The whole family is awake. Hugo comes downstairs, his eyes still heavy with sleep.

“Mum, can I watch YouTube to finish my presentation?”

Myriam looks at him. No. It does not work.

Thomas comes down in turn, iPhone in hand.

“Bloody hell, they really cut it.”

Léa arrives, face closed.

“Instagram’s gone. Nothing works. This is rubbish.”

Hugo insists.

“But Mum, my presentation...”

Myriam takes a deep breath.

“We’ll find a solution. Everyone is in the same situation. Come on, have your breakfast.”

7:30 a.m.

In the car on the way to the office. The radio news is on.

“It is now official: since 6 a.m. this morning, all American digital services have been cut in Europe. The government’s first reaction: a crisis cell has been convened at the Élysée. French SMEs are waking up to chaos. Many of them depend entirely on American tools. Europe promises retaliation.”

Myriam grips the wheel. Looks at the GPS display on the dashboard — out of service. She thinks of the night. Of Google Drive, which she might have saved. She did not do it. Because she did not quite believe it. Because she thought someone would stop this.

But no one stopped it.

She parks in the office car park. Two text messages arrive at once. Laurent, her boss: “Emergency meeting 9 a.m. Everybody.” Thomas: “Can’t withdraw cash with my Mastercard.”

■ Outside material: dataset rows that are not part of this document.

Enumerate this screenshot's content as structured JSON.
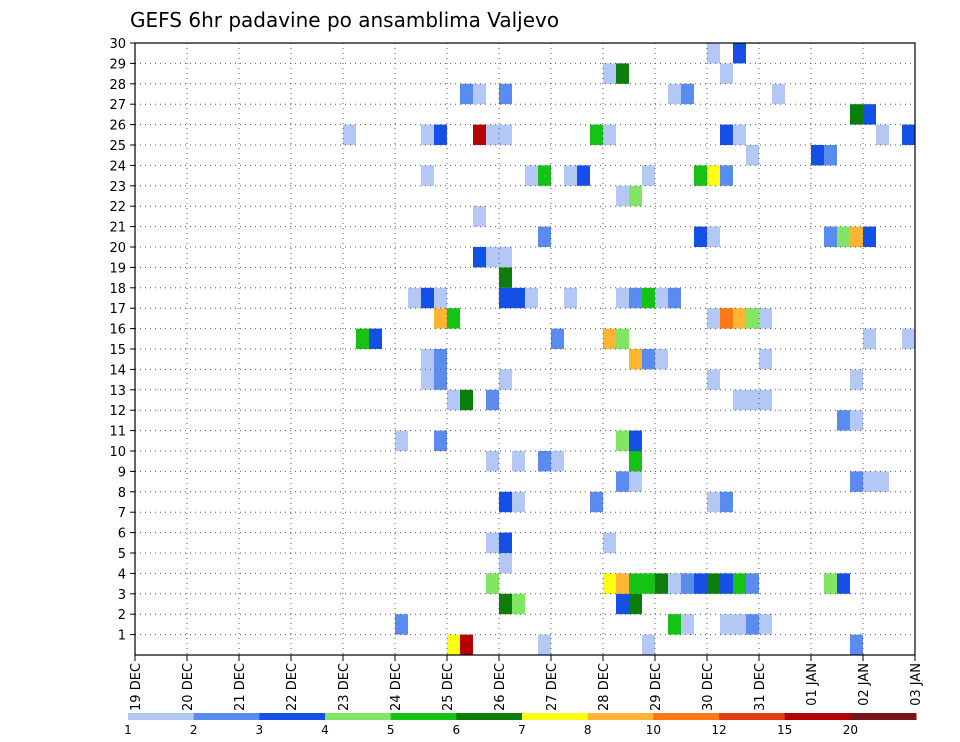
{
  "chart_data": {
    "type": "heatmap",
    "title": "GEFS 6hr padavine po ansamblima Valjevo",
    "x_labels": [
      "19 DEC",
      "20 DEC",
      "21 DEC",
      "22 DEC",
      "23 DEC",
      "24 DEC",
      "25 DEC",
      "26 DEC",
      "27 DEC",
      "28 DEC",
      "29 DEC",
      "30 DEC",
      "31 DEC",
      "01 JAN",
      "02 JAN",
      "03 JAN"
    ],
    "x_range_days": [
      0,
      15
    ],
    "y_labels": [
      "1",
      "2",
      "3",
      "4",
      "5",
      "6",
      "7",
      "8",
      "9",
      "10",
      "11",
      "12",
      "13",
      "14",
      "15",
      "16",
      "17",
      "18",
      "19",
      "20",
      "21",
      "22",
      "23",
      "24",
      "25",
      "26",
      "27",
      "28",
      "29",
      "30"
    ],
    "y_range": [
      0,
      30
    ],
    "grid": true,
    "colorbar": {
      "colors": [
        "#b4c8f5",
        "#5a8cf0",
        "#1450e6",
        "#82e664",
        "#14c314",
        "#0a7d0a",
        "#ffff14",
        "#ffb432",
        "#ff7814",
        "#e63c14",
        "#b40000",
        "#781414"
      ],
      "tick_labels": [
        "1",
        "2",
        "3",
        "4",
        "5",
        "6",
        "7",
        "8",
        "10",
        "12",
        "15",
        "20"
      ]
    },
    "cells": [
      [
        6.0,
        0,
        "#ffff14"
      ],
      [
        6.25,
        0,
        "#b40000"
      ],
      [
        7.75,
        0,
        "#b4c8f5"
      ],
      [
        9.75,
        0,
        "#b4c8f5"
      ],
      [
        13.75,
        0,
        "#5a8cf0"
      ],
      [
        5.0,
        1,
        "#5a8cf0"
      ],
      [
        10.25,
        1,
        "#14c314"
      ],
      [
        10.5,
        1,
        "#b4c8f5"
      ],
      [
        11.25,
        1,
        "#b4c8f5"
      ],
      [
        11.5,
        1,
        "#b4c8f5"
      ],
      [
        11.75,
        1,
        "#5a8cf0"
      ],
      [
        12.0,
        1,
        "#b4c8f5"
      ],
      [
        7.0,
        2,
        "#0a7d0a"
      ],
      [
        7.25,
        2,
        "#82e664"
      ],
      [
        9.25,
        2,
        "#1450e6"
      ],
      [
        9.5,
        2,
        "#0a7d0a"
      ],
      [
        6.75,
        3,
        "#82e664"
      ],
      [
        9.0,
        3,
        "#ffff14"
      ],
      [
        9.25,
        3,
        "#ffb432"
      ],
      [
        9.5,
        3,
        "#14c314"
      ],
      [
        9.75,
        3,
        "#14c314"
      ],
      [
        10.0,
        3,
        "#0a7d0a"
      ],
      [
        10.25,
        3,
        "#b4c8f5"
      ],
      [
        10.5,
        3,
        "#5a8cf0"
      ],
      [
        10.75,
        3,
        "#1450e6"
      ],
      [
        11.0,
        3,
        "#0a7d0a"
      ],
      [
        11.25,
        3,
        "#1450e6"
      ],
      [
        11.5,
        3,
        "#14c314"
      ],
      [
        11.75,
        3,
        "#5a8cf0"
      ],
      [
        13.25,
        3,
        "#82e664"
      ],
      [
        13.5,
        3,
        "#1450e6"
      ],
      [
        7.0,
        4,
        "#b4c8f5"
      ],
      [
        6.75,
        5,
        "#b4c8f5"
      ],
      [
        7.0,
        5,
        "#1450e6"
      ],
      [
        9.0,
        5,
        "#b4c8f5"
      ],
      [
        7.0,
        7,
        "#1450e6"
      ],
      [
        7.25,
        7,
        "#b4c8f5"
      ],
      [
        8.75,
        7,
        "#5a8cf0"
      ],
      [
        11.0,
        7,
        "#b4c8f5"
      ],
      [
        11.25,
        7,
        "#5a8cf0"
      ],
      [
        9.25,
        8,
        "#5a8cf0"
      ],
      [
        9.5,
        8,
        "#b4c8f5"
      ],
      [
        13.75,
        8,
        "#5a8cf0"
      ],
      [
        14.0,
        8,
        "#b4c8f5"
      ],
      [
        14.25,
        8,
        "#b4c8f5"
      ],
      [
        6.75,
        9,
        "#b4c8f5"
      ],
      [
        7.25,
        9,
        "#b4c8f5"
      ],
      [
        7.75,
        9,
        "#5a8cf0"
      ],
      [
        8.0,
        9,
        "#b4c8f5"
      ],
      [
        9.5,
        9,
        "#14c314"
      ],
      [
        5.0,
        10,
        "#b4c8f5"
      ],
      [
        5.75,
        10,
        "#5a8cf0"
      ],
      [
        9.25,
        10,
        "#82e664"
      ],
      [
        9.5,
        10,
        "#1450e6"
      ],
      [
        13.5,
        11,
        "#5a8cf0"
      ],
      [
        13.75,
        11,
        "#b4c8f5"
      ],
      [
        6.0,
        12,
        "#b4c8f5"
      ],
      [
        6.25,
        12,
        "#0a7d0a"
      ],
      [
        6.75,
        12,
        "#5a8cf0"
      ],
      [
        11.5,
        12,
        "#b4c8f5"
      ],
      [
        11.75,
        12,
        "#b4c8f5"
      ],
      [
        12.0,
        12,
        "#b4c8f5"
      ],
      [
        5.5,
        13,
        "#b4c8f5"
      ],
      [
        5.75,
        13,
        "#5a8cf0"
      ],
      [
        7.0,
        13,
        "#b4c8f5"
      ],
      [
        11.0,
        13,
        "#b4c8f5"
      ],
      [
        13.75,
        13,
        "#b4c8f5"
      ],
      [
        5.5,
        14,
        "#b4c8f5"
      ],
      [
        5.75,
        14,
        "#5a8cf0"
      ],
      [
        9.5,
        14,
        "#ffb432"
      ],
      [
        9.75,
        14,
        "#5a8cf0"
      ],
      [
        10.0,
        14,
        "#b4c8f5"
      ],
      [
        12.0,
        14,
        "#b4c8f5"
      ],
      [
        4.25,
        15,
        "#14c314"
      ],
      [
        4.5,
        15,
        "#1450e6"
      ],
      [
        8.0,
        15,
        "#5a8cf0"
      ],
      [
        9.0,
        15,
        "#ffb432"
      ],
      [
        9.25,
        15,
        "#82e664"
      ],
      [
        14.0,
        15,
        "#b4c8f5"
      ],
      [
        14.75,
        15,
        "#b4c8f5"
      ],
      [
        5.75,
        16,
        "#ffb432"
      ],
      [
        6.0,
        16,
        "#14c314"
      ],
      [
        11.0,
        16,
        "#b4c8f5"
      ],
      [
        11.25,
        16,
        "#ff7814"
      ],
      [
        11.5,
        16,
        "#ffb432"
      ],
      [
        11.75,
        16,
        "#82e664"
      ],
      [
        12.0,
        16,
        "#b4c8f5"
      ],
      [
        5.25,
        17,
        "#b4c8f5"
      ],
      [
        5.5,
        17,
        "#1450e6"
      ],
      [
        5.75,
        17,
        "#b4c8f5"
      ],
      [
        7.0,
        17,
        "#1450e6"
      ],
      [
        7.25,
        17,
        "#1450e6"
      ],
      [
        7.5,
        17,
        "#b4c8f5"
      ],
      [
        8.25,
        17,
        "#b4c8f5"
      ],
      [
        9.25,
        17,
        "#b4c8f5"
      ],
      [
        9.5,
        17,
        "#5a8cf0"
      ],
      [
        9.75,
        17,
        "#14c314"
      ],
      [
        10.0,
        17,
        "#b4c8f5"
      ],
      [
        10.25,
        17,
        "#5a8cf0"
      ],
      [
        7.0,
        18,
        "#0a7d0a"
      ],
      [
        6.5,
        19,
        "#1450e6"
      ],
      [
        6.75,
        19,
        "#b4c8f5"
      ],
      [
        7.0,
        19,
        "#b4c8f5"
      ],
      [
        7.75,
        20,
        "#5a8cf0"
      ],
      [
        10.75,
        20,
        "#1450e6"
      ],
      [
        11.0,
        20,
        "#b4c8f5"
      ],
      [
        13.25,
        20,
        "#5a8cf0"
      ],
      [
        13.5,
        20,
        "#82e664"
      ],
      [
        13.75,
        20,
        "#ffb432"
      ],
      [
        14.0,
        20,
        "#1450e6"
      ],
      [
        6.5,
        21,
        "#b4c8f5"
      ],
      [
        9.25,
        22,
        "#b4c8f5"
      ],
      [
        9.5,
        22,
        "#82e664"
      ],
      [
        5.5,
        23,
        "#b4c8f5"
      ],
      [
        7.5,
        23,
        "#b4c8f5"
      ],
      [
        7.75,
        23,
        "#14c314"
      ],
      [
        8.25,
        23,
        "#b4c8f5"
      ],
      [
        8.5,
        23,
        "#1450e6"
      ],
      [
        9.75,
        23,
        "#b4c8f5"
      ],
      [
        10.75,
        23,
        "#14c314"
      ],
      [
        11.0,
        23,
        "#ffff14"
      ],
      [
        11.25,
        23,
        "#5a8cf0"
      ],
      [
        11.75,
        24,
        "#b4c8f5"
      ],
      [
        13.0,
        24,
        "#1450e6"
      ],
      [
        13.25,
        24,
        "#5a8cf0"
      ],
      [
        4.0,
        25,
        "#b4c8f5"
      ],
      [
        5.5,
        25,
        "#b4c8f5"
      ],
      [
        5.75,
        25,
        "#1450e6"
      ],
      [
        6.5,
        25,
        "#b40000"
      ],
      [
        6.75,
        25,
        "#b4c8f5"
      ],
      [
        7.0,
        25,
        "#b4c8f5"
      ],
      [
        8.75,
        25,
        "#14c314"
      ],
      [
        9.0,
        25,
        "#b4c8f5"
      ],
      [
        11.25,
        25,
        "#1450e6"
      ],
      [
        11.5,
        25,
        "#b4c8f5"
      ],
      [
        14.25,
        25,
        "#b4c8f5"
      ],
      [
        14.75,
        25,
        "#1450e6"
      ],
      [
        13.75,
        26,
        "#0a7d0a"
      ],
      [
        14.0,
        26,
        "#1450e6"
      ],
      [
        6.25,
        27,
        "#5a8cf0"
      ],
      [
        6.5,
        27,
        "#b4c8f5"
      ],
      [
        7.0,
        27,
        "#5a8cf0"
      ],
      [
        10.25,
        27,
        "#b4c8f5"
      ],
      [
        10.5,
        27,
        "#5a8cf0"
      ],
      [
        12.25,
        27,
        "#b4c8f5"
      ],
      [
        9.0,
        28,
        "#b4c8f5"
      ],
      [
        9.25,
        28,
        "#0a7d0a"
      ],
      [
        11.25,
        28,
        "#b4c8f5"
      ],
      [
        11.0,
        29,
        "#b4c8f5"
      ],
      [
        11.5,
        29,
        "#1450e6"
      ]
    ]
  }
}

Her former life has just stopped.

Act III — The response

9:05 a.m. — Meeting room

No coffee machine — the payment terminal is out of order. No projection screen. Laurent, his features drawn, is not pacing this time. He remains seated, a neat stack of printed sheets laid before him.

“Right. You are all here. I hope you slept well, because I did not. We worked through the night in an emergency call with headquarters. The conclusion is simple: we are exposed. But we are not going under.”

He taps the stack of papers with his fingertips.

“From today onwards, I’m asking you to adopt the following principles in your daily work. It’s a matter of survival.”

He begins to read, eyes fixed on his sheet.

“For email and calendars, use a European service such as Mailo, hosted in Europe and GDPR-compliant.”

“For web browsing, use engines such as Qwant or Ecosia. We stop feeding the algorithms that have just cut off our supplies.”

“For VPN access, everything now goes through Proton, subject to Swiss neutrality.”

Laurent draws breath, as if laying out a battle plan.

“To send files, replace the interrupted services with Smash. It’s French and the data deletes itself automatically.”

“And for sensitive messaging, install Olvid. It’s certified by ANSSI. No more WhatsApp, no more phone numbers tied to the service.”

He pauses as he reaches the bottom of the page.

“As for artificial intelligence, I want to be perfectly clear: confidentiality comes first. We are going to favour Euria as our default assistant.”

“It is operated in Switzerland, your data is not used to train their models, and there is an ephemeral mode. Whenever you need to draft, analyse or prototype, your first reflex must be to open Euria. We keep everything inside our trusted sphere.”

“I know there will be an adjustment period. But after what happened last night, we no longer have a choice.”

Laurent stands up and begins to distribute the sheets. One for each person. Like ration cards.

Myriam takes hers. She folds it in two and slips it into her pocket. She tells herself she will show it to Thomas and the children that evening.

Because this is no longer only an office matter.

It is a family matter too.

Author’s note. This fiction explores a hypothetical scenario in order to illuminate our very real dependence on American digital infrastructures. The tools named in Act III (Mailo, Qwant, Ecosia, Proton, Smash, Olvid, Euria) exist and are operational. Digital sovereignty is not a science-fiction subject.